С этими словами он бросился на томные крики, словно разъяренный лев, и Ксанфия, пропустив его, благополучно проскользнула к лестнице.
– Ага! Полюбовнички!
Никифор с размаху пнул «мужчину» ногой в бок… И, заорав от нестерпимой боли, запрыгал на одной ноге!
Лешке едва удалось сдержать хохот.
Впрочем, Никифор, хоть и был явно озлобленным, но пришел в себя быстро – живо сообразив, кто сейчас лежал перед ним на ложе.
– Ах, вы издеваться? Ну, сейчас кому‑то мало не покажется, клянусь святым Георгием!
Он тут принялся бегать по всей комнате, словно бешеная собака, орать, заглядывать во все щели, заглянул и под ложе, и за полки, за статую, расчихался даже…
– Ну и пылища…
И подошел к окну, подышать. Наклонился…
Застывший в углу обнаженной греческой статуей Лешка, прыгнув, дернул здоровяка за ноги… В пруду послышался всплеск и дикие разъяренные вопли.
Засмеявшись, Лешка схватил в охапку одежду и ветром бросился прочь.
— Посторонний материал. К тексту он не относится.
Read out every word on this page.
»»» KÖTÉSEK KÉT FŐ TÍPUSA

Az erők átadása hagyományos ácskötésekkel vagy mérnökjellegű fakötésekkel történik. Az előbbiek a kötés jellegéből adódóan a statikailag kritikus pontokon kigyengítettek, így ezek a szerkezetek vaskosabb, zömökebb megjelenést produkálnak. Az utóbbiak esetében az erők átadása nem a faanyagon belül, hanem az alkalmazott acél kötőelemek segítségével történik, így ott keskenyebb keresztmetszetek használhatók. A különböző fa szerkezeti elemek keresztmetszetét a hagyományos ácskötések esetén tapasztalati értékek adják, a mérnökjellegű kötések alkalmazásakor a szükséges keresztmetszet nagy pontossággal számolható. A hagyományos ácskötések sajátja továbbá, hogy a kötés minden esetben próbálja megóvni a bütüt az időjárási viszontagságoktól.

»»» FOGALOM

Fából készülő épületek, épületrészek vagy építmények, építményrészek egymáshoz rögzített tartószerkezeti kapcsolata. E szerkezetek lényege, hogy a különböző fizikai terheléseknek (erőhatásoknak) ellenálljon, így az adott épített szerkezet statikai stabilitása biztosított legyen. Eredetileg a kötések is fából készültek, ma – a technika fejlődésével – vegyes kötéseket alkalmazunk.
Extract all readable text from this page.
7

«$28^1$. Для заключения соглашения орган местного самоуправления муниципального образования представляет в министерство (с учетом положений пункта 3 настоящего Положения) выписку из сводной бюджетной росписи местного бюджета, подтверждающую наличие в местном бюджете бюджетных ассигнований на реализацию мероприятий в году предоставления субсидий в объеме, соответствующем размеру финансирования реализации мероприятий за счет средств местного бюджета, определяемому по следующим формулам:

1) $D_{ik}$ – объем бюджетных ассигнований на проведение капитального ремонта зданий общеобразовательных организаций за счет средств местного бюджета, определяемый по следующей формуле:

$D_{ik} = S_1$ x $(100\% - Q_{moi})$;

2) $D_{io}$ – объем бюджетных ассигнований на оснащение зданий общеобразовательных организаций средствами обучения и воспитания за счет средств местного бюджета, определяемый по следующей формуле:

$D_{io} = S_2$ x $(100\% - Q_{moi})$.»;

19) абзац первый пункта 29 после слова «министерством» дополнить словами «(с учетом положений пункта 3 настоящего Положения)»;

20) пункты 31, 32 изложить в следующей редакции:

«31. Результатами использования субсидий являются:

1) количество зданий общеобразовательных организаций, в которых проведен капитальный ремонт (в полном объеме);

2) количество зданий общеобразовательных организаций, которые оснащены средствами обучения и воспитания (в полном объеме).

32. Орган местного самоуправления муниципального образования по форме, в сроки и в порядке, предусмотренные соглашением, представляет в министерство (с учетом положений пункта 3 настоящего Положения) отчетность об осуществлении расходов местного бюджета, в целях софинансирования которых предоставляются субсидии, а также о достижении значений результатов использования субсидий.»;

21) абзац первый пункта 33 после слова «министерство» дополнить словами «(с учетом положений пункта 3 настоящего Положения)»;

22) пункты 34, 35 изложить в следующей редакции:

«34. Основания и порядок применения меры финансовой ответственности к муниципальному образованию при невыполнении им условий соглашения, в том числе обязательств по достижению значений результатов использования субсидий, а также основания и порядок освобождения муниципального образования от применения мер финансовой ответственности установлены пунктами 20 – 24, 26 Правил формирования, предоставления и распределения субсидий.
Вылетев из калитки, миновал арку…
Как и договаривались, Ксанфия ждала его в коляске в самом конце улицы.
– Садись, – девушка быстро погнала лошадь. – Ты здорово целуешься… да и вообще… Господи! – она снова перекрестилась. – О чем это я?! В старые времена нас бы за все это подвергли такой епитимье – мало не показалось бы! Слава богу, сейчас все по‑другому.
– Как – по‑другому?
– Ну, – Ксанфия замялась. – Не как тогда. Более открыто, более естественно, старики говорят – более нахально, но я так не считаю. В конце концов – почему я не могу позволить себе искупаться в жару в заливе? Потому что грешно обнажать тело? И почему я не могу любить – кого хочу? Старики говорят – до свадьбы не имею права!
– Чушь какая! – расхохотался Лешка.
– Вот именно так считают все мои подружки. Да и вообще – вся молодежь… ну или почти вся. Но – только не мой опекун!
– А кто твой опекун?
– Андроник Калла, протокуратор Секрета богоугодных заведений!
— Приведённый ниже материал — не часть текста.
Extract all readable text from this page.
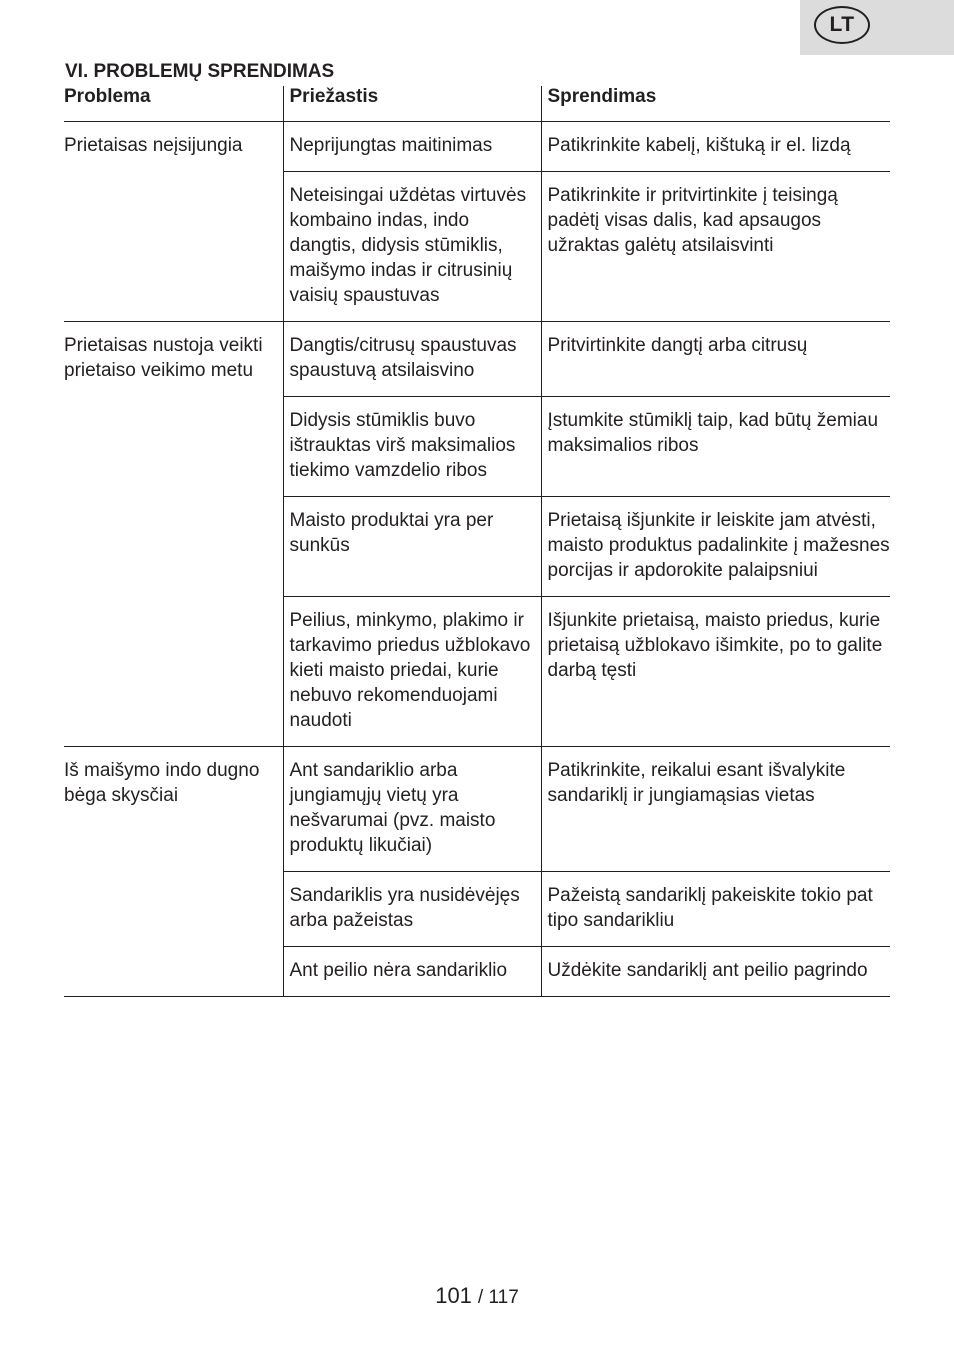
LT
VI. PROBLEMŲ SPRENDIMAS
Problema	Priežastis	Sprendimas
Prietaisas neįsijungia	Neprijungtas maitinimas	Patikrinkite kabelį, kištuką ir el. lizdą
	Neteisingai uždėtas virtuvės kombaino indas, indo dangtis, didysis stūmiklis, maišymo indas ir citrusinių vaisių spaustuvas	Patikrinkite ir pritvirtinkite į teisingą padėtį visas dalis, kad apsaugos užraktas galėtų atsilaisvinti
Prietaisas nustoja veikti prietaiso veikimo metu	Dangtis/citrusų spaustuvas spaustuvą atsilaisvino	Pritvirtinkite dangtį arba citrusų
	Didysis stūmiklis buvo ištrauktas virš maksimalios tiekimo vamzdelio ribos	Įstumkite stūmiklį taip, kad būtų žemiau maksimalios ribos
	Maisto produktai yra per sunkūs	Prietaisą išjunkite ir leiskite jam atvėsti, maisto produktus padalinkite į mažesnes porcijas ir apdorokite palaipsniui
	Peilius, minkymo, plakimo ir tarkavimo priedus užblokavo kieti maisto priedai, kurie nebuvo rekomenduojami naudoti	Išjunkite prietaisą, maisto priedus, kurie prietaisą užblokavo išimkite, po to galite darbą tęsti
Iš maišymo indo dugno bėga skysčiai	Ant sandariklio arba jungiamųjų vietų yra nešvarumai (pvz. maisto produktų likučiai)	Patikrinkite, reikalui esant išvalykite sandariklį ir jungiamąsias vietas
	Sandariklis yra nusidėvėjęs arba pažeistas	Pažeistą sandariklį pakeiskite tokio pat tipo sandarikliu
	Ant peilio nėra sandariklio	Uždėkite sandariklį ant peilio pagrindo
101 / 117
– Господи… – Лешка хлопнул себя…
Пей и возрадуйся.
Что завтра нас ждет, что в грядущем –
Кто это знает из нас? Ты не беги, не спеши…
Паллад
…По коленкам.
– Ну, хорош, хорош! – насмешливо обозрел его Владос. – Уж не потратил ли ты на эту цепь все свое вознаграждение?
– Что я, дурак, что ли? – Лешка усмехнулся. – Оставил еще и на плащ. Правда, красивый? Да шучу, шучу, что ты так вылупился?! Есть еще у нас деньги, я совсем немного потратил!
Грек хохотнул:
– И того, что потратил, вполне хватит, чтоб блистать на вашем сборище, словно павлин!
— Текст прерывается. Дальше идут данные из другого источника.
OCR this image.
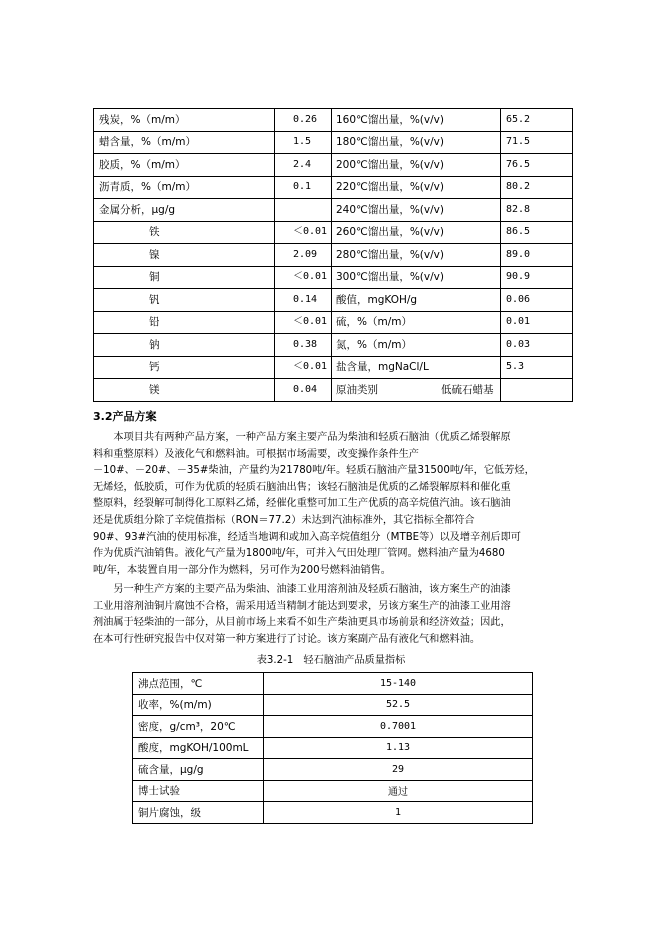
残炭，%（m/m）	0.26	160℃馏出量，%(v/v)	65.2
蜡含量，%（m/m）	1.5	180℃馏出量，%(v/v)	71.5
胶质，%（m/m）	2.4	200℃馏出量，%(v/v)	76.5
沥青质，%（m/m）	0.1	220℃馏出量，%(v/v)	80.2
金属分析，μg/g		240℃馏出量，%(v/v)	82.8
铁	＜0.01	260℃馏出量，%(v/v)	86.5
镍	2.09	280℃馏出量，%(v/v)	89.0
铜	＜0.01	300℃馏出量，%(v/v)	90.9
钒	0.14	酸值，mgKOH/g	0.06
铅	＜0.01	硫，%（m/m）	0.01
钠	0.38	氮，%（m/m）	0.03
钙	＜0.01	盐含量，mgNaCl/L	5.3
镁	0.04	原油类别　　　　　　低硫石蜡基	
3.2产品方案
　　本项目共有两种产品方案，一种产品方案主要产品为柴油和轻质石脑油（优质乙烯裂解原
料和重整原料）及液化气和燃料油。可根据市场需要，改变操作条件生产
－10#、－20#、－35#柴油，产量约为21780吨/年。轻质石脑油产量31500吨/年，它低芳烃，
无烯烃，低胶质，可作为优质的轻质石脑油出售；该轻石脑油是优质的乙烯裂解原料和催化重
整原料，经裂解可制得化工原料乙烯，经催化重整可加工生产优质的高辛烷值汽油。该石脑油
还是优质组分除了辛烷值指标（RON＝77.2）未达到汽油标准外，其它指标全都符合
90#、93#汽油的使用标准，经适当地调和或加入高辛烷值组分（MTBE等）以及增辛剂后即可
作为优质汽油销售。液化气产量为1800吨/年，可并入气田处理厂管网。燃料油产量为4680
吨/年，本装置自用一部分作为燃料，另可作为200号燃料油销售。
　　另一种生产方案的主要产品为柴油、油漆工业用溶剂油及轻质石脑油，该方案生产的油漆
工业用溶剂油铜片腐蚀不合格，需采用适当精制才能达到要求，另该方案生产的油漆工业用溶
剂油属于轻柴油的一部分，从目前市场上来看不如生产柴油更具市场前景和经济效益；因此，
在本可行性研究报告中仅对第一种方案进行了讨论。该方案副产品有液化气和燃料油。
表3.2-1　轻石脑油产品质量指标
沸点范围，℃	15-140
收率，%(m/m)	52.5
密度，g/cm³，20℃	0.7001
酸度，mgKOH/100mL	1.13
硫含量，μg/g	29
博士试验	通过
铜片腐蚀，级	1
Юноша молча отмахнулся, вовсе не хотелось ему спорить сейчас с приятелем, да и не о чем было спорить – Владос был прав, так шикарно, как сегодня, в лето шесть тысяч девятьсот сорок восьмое, второго индикта, месяца мая в двадцать первый день – а по‑русски – 21 мая 1440 года – Лешка еще никогда в жизни не выглядел. Длинная, почти до земли, туника из сверкающей атласной ткани, полусапожки мягкого нежно‑зеленого сафьяна, ниспадающая красивыми складками палевая – в цвет туники – шелковая далматика – экий франт! Ну, разве скажешь, что недоучившийся историк‑тракторист? Важный, знающий себе цену господин – важный государственный чиновник, пусть даже еще и не в больших чинах, но уже и не младший писарь – повысили после удачно составленного доклада о злоупотреблениях в городских приютах. Кстати, самые гнусные дела творились в приюте Олинф, в том, что располагался в старой базилике неподалеку от церкви Апостолов. Лешкиному непосредственному начальнику – старшему тавуллярию господину Никодиму Калавру удалось – таки вызнать, что там за притон оказался под видом богоугодного заведения. Да‑да! Самый что ни на есть притон, да еще какой! Никодим ведь добрался до тех детей, что туда отправляли, вернее, переговорил с нужным, имеющим непосредственное отношение к этому делу, человечком, выяснив, что попечитель приюта Олинф, некий Скидар Камилос, тщательно отбирал для своего приюта только красивых и миловидных мальчиков. Зачем – нетрудно было догадаться, и подозрения эти вскоре вполне подтвердились. Шикарный развратный притон был устроен в приюте Олинф, один из самых дорогих в городе, с мягкими ворсистыми коврами и обитыми дорогой тканью стенами. Туда‑то как раз и решили направить выделенные императором средства.